Taylor also tweeted on the joys of playing on natural grass. Which makes me wonder . . . if it is feasible to install a grass field for some of these one-off games is it really out of the question for MLS to do something for the part of their season that doesn’t conflict with the NFL?

As for the AC Milan / Inter Minal game, the idea that this game was anything like a true “derby” is laughable if I’m being generous. I’ve been to a European derby (Chelsea/Arsenal), a Brazilian Derby (Fluminense/Flamengo — OK, preseason, but still) and actually stood in the last row of Inter’s Ultras at the amazing San Siro.   The intensity of those games is hard to describe.   What happened at Gillette earlier today pre-season warm up with a little extra juice than the others we’ve seen in this tournament.  But not much more.

Friday Musings on the Gold Cup


We beat Honduras.   Again.   What have we learned about the US “B Team” – if we can call them that?   They are pretty good.   But, it’s Sunday against Mexico for the final where we’ll really learn something.  Watching  the beginning of  Mexico/Costa Rica was like re-watching USA/Honduras in fast-forward – more energy, more pace. Sunday will be intense for the new US players.  Sadly the crowd will not be pro-USA in Giants Stadium and the pressure will be on.

I’d be OK with ‘dos a cero.’   Again.  Good times.

There are already lots of player-raters out there, so I’m not sure I have too much to add, but  . . .

  • Stuart Holden has the US fan base swooning.  I think he will/should make a strong run at the first team for qualifiers.  (Have I joined the man crush?   I suppose so.)
  • I’m happy for Jay Heaps (as an unabashed Revs fan), he was beaten up over his first performance in the Gold Cup (mostly deserved) and has bounced back like the battler Revs fans know he is.
  • I never want to think Brian Ching brings much to a game.  But he does.  (Not sure if my bias is a remnant Revs-fan-fueled debates of “should be Taylor Twellman getting Ching’s chances with the Nats” days of the past.)
  • I wonder if Michael Parkhurst or his club FC Nordsjælland expected he’d see the field after getting called back in.   They are all probably just as happy he stays injury free.
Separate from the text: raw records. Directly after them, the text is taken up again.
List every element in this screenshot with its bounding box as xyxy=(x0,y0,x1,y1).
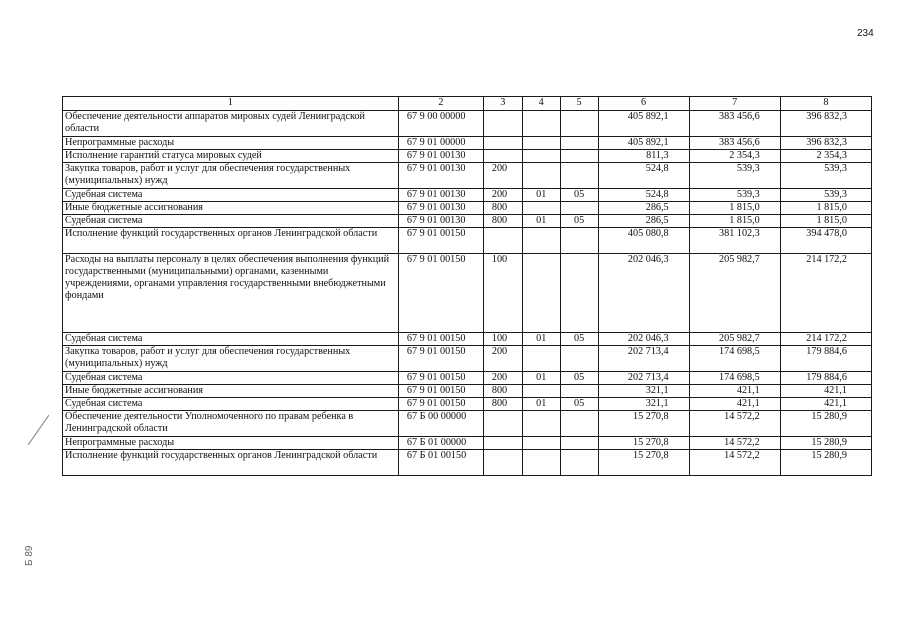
table-cell-col-2: 67 Б 01 00000 xyxy=(398,437,483,450)
table-cell-col-1: Обеспечение деятельности аппаратов мировых судей Ленинградской области xyxy=(63,111,399,137)
table-cell-col-8: 539,3 xyxy=(780,163,871,189)
table-cell-col-7: 1 815,0 xyxy=(689,202,780,215)
table-cell-col-4 xyxy=(522,254,560,333)
table-cell-col-7: 1 815,0 xyxy=(689,215,780,228)
table-cell-col-5: 05 xyxy=(560,215,598,228)
table-cell-col-4 xyxy=(522,411,560,437)
table-cell-col-5 xyxy=(560,163,598,189)
table-cell-col-2: 67 9 01 00130 xyxy=(398,150,483,163)
table-cell-col-2: 67 9 01 00000 xyxy=(398,137,483,150)
table-cell-col-7: 14 572,2 xyxy=(689,411,780,437)
table-cell-col-6: 321,1 xyxy=(598,398,689,411)
table-cell-col-4 xyxy=(522,346,560,372)
table-row xyxy=(63,437,872,450)
table-cell-col-3 xyxy=(483,228,522,254)
table-cell-col-7: 421,1 xyxy=(689,385,780,398)
table-cell-col-2: 67 Б 00 00000 xyxy=(398,411,483,437)
table-cell-col-6: 15 270,8 xyxy=(598,450,689,476)
table-cell-col-6: 811,3 xyxy=(598,150,689,163)
table-cell-col-5 xyxy=(560,450,598,476)
table-cell-col-8: 396 832,3 xyxy=(780,111,871,137)
budget-table xyxy=(62,96,872,476)
table-cell-col-7: 14 572,2 xyxy=(689,437,780,450)
table-cell-col-4 xyxy=(522,163,560,189)
table-row xyxy=(63,346,872,372)
table-cell-col-8: 214 172,2 xyxy=(780,254,871,333)
table-cell-col-3: 100 xyxy=(483,333,522,346)
table-cell-col-4 xyxy=(522,111,560,137)
table-cell-col-8: 1 815,0 xyxy=(780,202,871,215)
column-header: 5 xyxy=(560,97,598,111)
table-cell-col-2: 67 9 00 00000 xyxy=(398,111,483,137)
table-cell-col-3 xyxy=(483,411,522,437)
table-row xyxy=(63,228,872,254)
table-cell-col-5: 05 xyxy=(560,189,598,202)
table-cell-col-8: 214 172,2 xyxy=(780,333,871,346)
table-cell-col-7: 421,1 xyxy=(689,398,780,411)
page-number: 234 xyxy=(857,28,874,39)
table-cell-col-4: 01 xyxy=(522,398,560,411)
table-cell-col-1: Судебная система xyxy=(63,333,399,346)
table-cell-col-5 xyxy=(560,254,598,333)
table-cell-col-3 xyxy=(483,111,522,137)
table-cell-col-5 xyxy=(560,150,598,163)
table-cell-col-1: Судебная система xyxy=(63,372,399,385)
table-cell-col-3: 800 xyxy=(483,202,522,215)
table-cell-col-6: 321,1 xyxy=(598,385,689,398)
table-cell-col-3: 200 xyxy=(483,189,522,202)
table-cell-col-4: 01 xyxy=(522,372,560,385)
table-cell-col-1: Закупка товаров, работ и услуг для обеспечения государственных (муниципальных) нужд xyxy=(63,346,399,372)
table-cell-col-7: 174 698,5 xyxy=(689,372,780,385)
table-cell-col-7: 383 456,6 xyxy=(689,137,780,150)
table-cell-col-2: 67 9 01 00150 xyxy=(398,385,483,398)
table-cell-col-3: 200 xyxy=(483,346,522,372)
table-cell-col-8: 396 832,3 xyxy=(780,137,871,150)
table-cell-col-7: 2 354,3 xyxy=(689,150,780,163)
table-cell-col-2: 67 9 01 00150 xyxy=(398,346,483,372)
table-cell-col-8: 2 354,3 xyxy=(780,150,871,163)
table-cell-col-6: 202 713,4 xyxy=(598,372,689,385)
table-cell-col-7: 539,3 xyxy=(689,163,780,189)
column-header: 1 xyxy=(63,97,399,111)
table-cell-col-5 xyxy=(560,111,598,137)
table-cell-col-2: 67 9 01 00150 xyxy=(398,398,483,411)
table-row xyxy=(63,450,872,476)
table-cell-col-8: 15 280,9 xyxy=(780,411,871,437)
table-cell-col-8: 539,3 xyxy=(780,189,871,202)
table-cell-col-5 xyxy=(560,202,598,215)
table-cell-col-5 xyxy=(560,385,598,398)
table-cell-col-8: 15 280,9 xyxy=(780,450,871,476)
table-cell-col-2: 67 9 01 00150 xyxy=(398,333,483,346)
margin-stamp: Б 89 xyxy=(24,545,35,566)
table-cell-col-7: 383 456,6 xyxy=(689,111,780,137)
table-row xyxy=(63,150,872,163)
table-row xyxy=(63,333,872,346)
table-cell-col-7: 539,3 xyxy=(689,189,780,202)
table-cell-col-1: Закупка товаров, работ и услуг для обеспечения государственных (муниципальных) нужд xyxy=(63,163,399,189)
table-cell-col-1: Иные бюджетные ассигнования xyxy=(63,202,399,215)
table-cell-col-6: 405 892,1 xyxy=(598,137,689,150)
table-cell-col-6: 202 713,4 xyxy=(598,346,689,372)
table-cell-col-1: Исполнение гарантий статуса мировых судей xyxy=(63,150,399,163)
table-cell-col-8: 179 884,6 xyxy=(780,372,871,385)
table-row xyxy=(63,372,872,385)
table-cell-col-5 xyxy=(560,437,598,450)
table-cell-col-1: Исполнение функций государственных органов Ленинградской области xyxy=(63,450,399,476)
table-cell-col-7: 205 982,7 xyxy=(689,254,780,333)
table-cell-col-3 xyxy=(483,450,522,476)
table-cell-col-3: 200 xyxy=(483,372,522,385)
table-row xyxy=(63,215,872,228)
table-cell-col-6: 15 270,8 xyxy=(598,437,689,450)
table-cell-col-3: 200 xyxy=(483,163,522,189)
table-cell-col-8: 179 884,6 xyxy=(780,346,871,372)
table-cell-col-5 xyxy=(560,228,598,254)
table-row xyxy=(63,137,872,150)
table-cell-col-4 xyxy=(522,137,560,150)
table-cell-col-3 xyxy=(483,150,522,163)
table-cell-col-8: 1 815,0 xyxy=(780,215,871,228)
column-header: 8 xyxy=(780,97,871,111)
table-cell-col-4 xyxy=(522,150,560,163)
table-row xyxy=(63,398,872,411)
table-cell-col-1: Расходы на выплаты персоналу в целях обеспечения выполнения функций государственными (муниципальными) органами, казенными учреждениями, органами управления государственными внебюджетными фондами xyxy=(63,254,399,333)
table-cell-col-4 xyxy=(522,437,560,450)
table-cell-col-8: 15 280,9 xyxy=(780,437,871,450)
table-cell-col-8: 421,1 xyxy=(780,385,871,398)
table-cell-col-6: 405 892,1 xyxy=(598,111,689,137)
table-row xyxy=(63,254,872,333)
table-cell-col-2: 67 9 01 00130 xyxy=(398,215,483,228)
table-cell-col-5 xyxy=(560,346,598,372)
table-cell-col-2: 67 9 01 00130 xyxy=(398,163,483,189)
table-row xyxy=(63,202,872,215)
table-cell-col-1: Судебная система xyxy=(63,215,399,228)
table-cell-col-6: 202 046,3 xyxy=(598,333,689,346)
table-cell-col-4: 01 xyxy=(522,215,560,228)
table-cell-col-3: 800 xyxy=(483,398,522,411)
table-cell-col-2: 67 9 01 00150 xyxy=(398,228,483,254)
table-cell-col-6: 286,5 xyxy=(598,202,689,215)
table-cell-col-5: 05 xyxy=(560,398,598,411)
table-cell-col-1: Непрограммные расходы xyxy=(63,137,399,150)
table-cell-col-3: 800 xyxy=(483,215,522,228)
table-cell-col-6: 405 080,8 xyxy=(598,228,689,254)
table-cell-col-5 xyxy=(560,411,598,437)
header-row xyxy=(63,97,872,111)
table-cell-col-3 xyxy=(483,137,522,150)
table-cell-col-6: 202 046,3 xyxy=(598,254,689,333)
table-cell-col-6: 524,8 xyxy=(598,163,689,189)
table-cell-col-7: 381 102,3 xyxy=(689,228,780,254)
column-header: 6 xyxy=(598,97,689,111)
column-header: 3 xyxy=(483,97,522,111)
table-cell-col-3: 100 xyxy=(483,254,522,333)
table-cell-col-6: 15 270,8 xyxy=(598,411,689,437)
table-cell-col-8: 421,1 xyxy=(780,398,871,411)
table-cell-col-7: 14 572,2 xyxy=(689,450,780,476)
table-cell-col-1: Исполнение функций государственных органов Ленинградской области xyxy=(63,228,399,254)
table-cell-col-2: 67 9 01 00130 xyxy=(398,202,483,215)
column-header: 4 xyxy=(522,97,560,111)
table-row xyxy=(63,411,872,437)
table-cell-col-4: 01 xyxy=(522,189,560,202)
table-cell-col-4 xyxy=(522,228,560,254)
table-cell-col-1: Непрограммные расходы xyxy=(63,437,399,450)
table-cell-col-1: Судебная система xyxy=(63,398,399,411)
table-cell-col-2: 67 9 01 00130 xyxy=(398,189,483,202)
table-cell-col-5: 05 xyxy=(560,372,598,385)
margin-pen-mark xyxy=(28,415,49,445)
table-cell-col-1: Иные бюджетные ассигнования xyxy=(63,385,399,398)
table-cell-col-7: 174 698,5 xyxy=(689,346,780,372)
table-cell-col-2: 67 9 01 00150 xyxy=(398,372,483,385)
table-cell-col-7: 205 982,7 xyxy=(689,333,780,346)
table-cell-col-2: 67 Б 01 00150 xyxy=(398,450,483,476)
table-cell-col-3 xyxy=(483,437,522,450)
table-cell-col-4: 01 xyxy=(522,333,560,346)
table-row xyxy=(63,111,872,137)
column-header: 2 xyxy=(398,97,483,111)
table-cell-col-3: 800 xyxy=(483,385,522,398)
table-row xyxy=(63,385,872,398)
table-cell-col-4 xyxy=(522,202,560,215)
table-cell-col-4 xyxy=(522,450,560,476)
table-cell-col-5 xyxy=(560,137,598,150)
table-cell-col-5: 05 xyxy=(560,333,598,346)
table-cell-col-4 xyxy=(522,385,560,398)
table-cell-col-1: Обеспечение деятельности Уполномоченного по правам ребенка в Ленинградской области xyxy=(63,411,399,437)
table-cell-col-1: Судебная система xyxy=(63,189,399,202)
table-cell-col-8: 394 478,0 xyxy=(780,228,871,254)
table-body xyxy=(63,111,872,476)
table-row xyxy=(63,163,872,189)
table-row xyxy=(63,189,872,202)
table-cell-col-2: 67 9 01 00150 xyxy=(398,254,483,333)
column-header: 7 xyxy=(689,97,780,111)
table-cell-col-6: 286,5 xyxy=(598,215,689,228)
table-cell-col-6: 524,8 xyxy=(598,189,689,202)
Add a few countries, get a few fans . . .

What a world of difference an international competition(s) makes – attendances have been strong for both the Gold Cup and World Football Challenge.   However, do ‘we’ do all we can to use these games as a chance to build a “let’s go to the game” tradition that spills over into MLS?     Well, here’s a nice write-up from on the atmosphere at last night’s double-header.   Lightning, rain, power outages and “extortion” (my word for $40 parking) weren’t enough to stop the fun.

Speaking of that parking cost . . .  Parking at a Chicago Fire game apparently costs $15 at Toyota Park which means the first-time Chicago-soccer attendees are incorrectly left with one more, pricey reason to not bother attending an MLS game.   Too bad . . .

I could get used to this . . .

Another competition . . . . another final.   Of course there is no comparison.  Of course the Confederations Cup was an unreal, unexpected and somewhat lucky run.   Of course the Gold Cup is stacked in our favor being played here in the good ol’ USA.   But I don’t care.   Arsenal fans used to have a shirt to the effect of “You win some, you tie some” during a crazy unbeaten streak they had a few years back.   Maybe the USA “Don’t Tread on Me” soccer theme will need the addition of “See you in the final.”

Never mind, I prefer the slogan we earned from last year’s Gold Cup.